背中に激動が奔った。かつての私がそうだったように彼は今この闇に埋もれている



誰も何も言えなくなってしまった


「早稲田さん」

『…?』

「僕は君に憧れていた」

『え?』

「画面の中の君はいつだって笑顔を絶やさない。悩んでいる人がいればそっと寄り添ってくれた。ある意味救世主だったんじゃないか」
『そんな…私は』





「君なら……


この状況をどうにかできるのかな?」



諦め。その感情を残して彼は去ってしまった


渚さんが引き留めようとしたが、神崎さんがその手を止めた

「止めてあげて渚君」

「神崎さん…」

「大人の縛りの鎖って、嫌なところに絡みついてきて離れないの。
だから無理に引っ張らないであげて…」
彼女自身も親からのプレッシャーを重荷に感じていた一人だ。



さっきの言葉…きっとそれに込められた意味は皮肉だろう。それは自分に対してか、はたまた私に対してか…

どちらにしろ彼が言ったことは確かだ。

私はみんなの境遇に同情する。

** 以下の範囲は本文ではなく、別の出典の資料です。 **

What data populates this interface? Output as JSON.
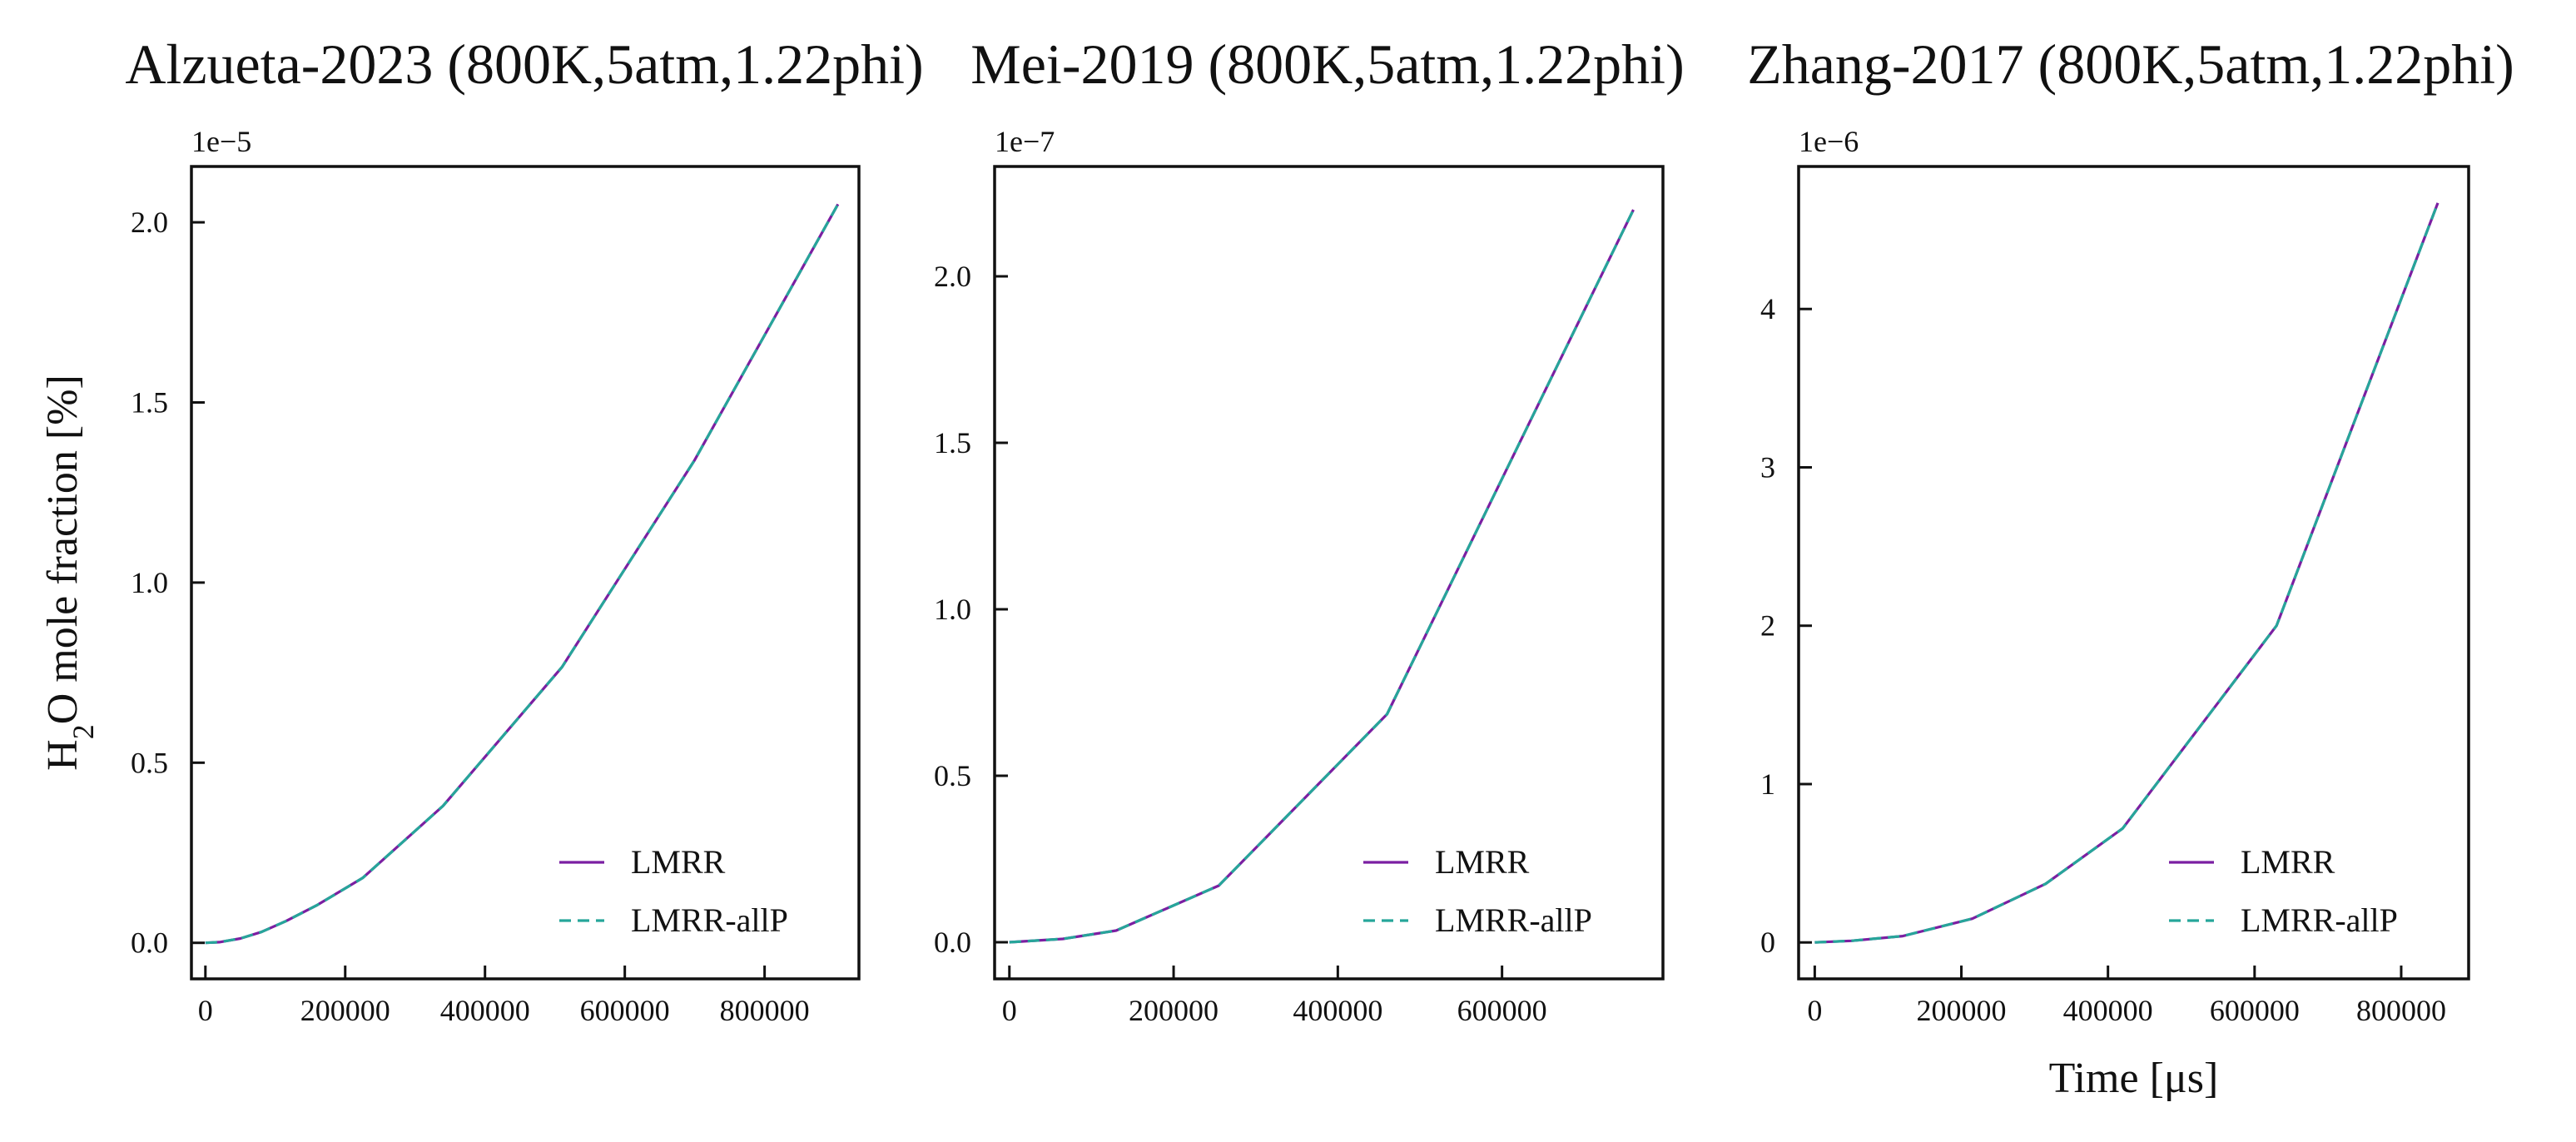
{
  "figure": {
    "shared_ylabel": "H2O mole fraction [%]",
    "shared_xlabel": "Time [μs]"
  },
  "chart_data": [
    {
      "type": "line",
      "title": "Alzueta-2023 (800K,5atm,1.22phi)",
      "xlabel": "",
      "ylabel": "H2O mole fraction [%]",
      "y_offset_label": "1e−5",
      "y_scale_exponent": -5,
      "xlim": [
        -20000,
        935000
      ],
      "ylim": [
        -0.1,
        2.155
      ],
      "xticks": [
        0,
        200000,
        400000,
        600000,
        800000
      ],
      "xtick_labels": [
        "0",
        "200000",
        "400000",
        "600000",
        "800000"
      ],
      "yticks": [
        0.0,
        0.5,
        1.0,
        1.5,
        2.0
      ],
      "ytick_labels": [
        "0.0",
        "0.5",
        "1.0",
        "1.5",
        "2.0"
      ],
      "grid": false,
      "legend_position": "lower-right",
      "series": [
        {
          "name": "LMRR",
          "color": "#7b1fa2",
          "dash": "solid",
          "x": [
            0,
            20000,
            50000,
            80000,
            115000,
            160000,
            225000,
            340000,
            510000,
            700000,
            905000
          ],
          "y": [
            0.0,
            0.002,
            0.012,
            0.03,
            0.06,
            0.105,
            0.18,
            0.38,
            0.765,
            1.34,
            2.05
          ]
        },
        {
          "name": "LMRR-allP",
          "color": "#26a69a",
          "dash": "dashed",
          "x": [
            0,
            20000,
            50000,
            80000,
            115000,
            160000,
            225000,
            340000,
            510000,
            700000,
            905000
          ],
          "y": [
            0.0,
            0.002,
            0.012,
            0.03,
            0.06,
            0.105,
            0.18,
            0.38,
            0.765,
            1.34,
            2.05
          ]
        }
      ]
    },
    {
      "type": "line",
      "title": "Mei-2019 (800K,5atm,1.22phi)",
      "xlabel": "",
      "ylabel": "",
      "y_offset_label": "1e−7",
      "y_scale_exponent": -7,
      "xlim": [
        -18000,
        796000
      ],
      "ylim": [
        -0.11,
        2.33
      ],
      "xticks": [
        0,
        200000,
        400000,
        600000
      ],
      "xtick_labels": [
        "0",
        "200000",
        "400000",
        "600000"
      ],
      "yticks": [
        0.0,
        0.5,
        1.0,
        1.5,
        2.0
      ],
      "ytick_labels": [
        "0.0",
        "0.5",
        "1.0",
        "1.5",
        "2.0"
      ],
      "grid": false,
      "legend_position": "lower-right",
      "series": [
        {
          "name": "LMRR",
          "color": "#7b1fa2",
          "dash": "solid",
          "x": [
            0,
            65000,
            130000,
            255000,
            460000,
            760000
          ],
          "y": [
            0.0,
            0.01,
            0.035,
            0.17,
            0.685,
            2.2
          ]
        },
        {
          "name": "LMRR-allP",
          "color": "#26a69a",
          "dash": "dashed",
          "x": [
            0,
            65000,
            130000,
            255000,
            460000,
            760000
          ],
          "y": [
            0.0,
            0.01,
            0.035,
            0.17,
            0.685,
            2.2
          ]
        }
      ]
    },
    {
      "type": "line",
      "title": "Zhang-2017 (800K,5atm,1.22phi)",
      "xlabel": "Time [μs]",
      "ylabel": "",
      "y_offset_label": "1e−6",
      "y_scale_exponent": -6,
      "xlim": [
        -22000,
        892000
      ],
      "ylim": [
        -0.23,
        4.9
      ],
      "xticks": [
        0,
        200000,
        400000,
        600000,
        800000
      ],
      "xtick_labels": [
        "0",
        "200000",
        "400000",
        "600000",
        "800000"
      ],
      "yticks": [
        0,
        1,
        2,
        3,
        4
      ],
      "ytick_labels": [
        "0",
        "1",
        "2",
        "3",
        "4"
      ],
      "grid": false,
      "legend_position": "lower-right",
      "series": [
        {
          "name": "LMRR",
          "color": "#7b1fa2",
          "dash": "solid",
          "x": [
            0,
            50000,
            120000,
            215000,
            315000,
            420000,
            630000,
            850000
          ],
          "y": [
            0.0,
            0.01,
            0.04,
            0.15,
            0.37,
            0.72,
            2.0,
            4.67
          ]
        },
        {
          "name": "LMRR-allP",
          "color": "#26a69a",
          "dash": "dashed",
          "x": [
            0,
            50000,
            120000,
            215000,
            315000,
            420000,
            630000,
            850000
          ],
          "y": [
            0.0,
            0.01,
            0.04,
            0.15,
            0.37,
            0.72,
            2.0,
            4.67
          ]
        }
      ]
    }
  ]
}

けど、ただそれだけ。


私が実際に彼らを助けた試しはない。加えて私自身は皆に助けてもらってばかりだ。


何か直接的な力になってあげたい。しかし、実際どうすればいいかは分からなかった








翌日、先生にこのことを話してみた

「なるほど、彼もまた親の縛りに苦しめられている訳ですか…」

『はい…』

「しかし怖じ気づくことではありません。そのことを彼自身が自覚しているのならまだ抜け出す見込みはあります。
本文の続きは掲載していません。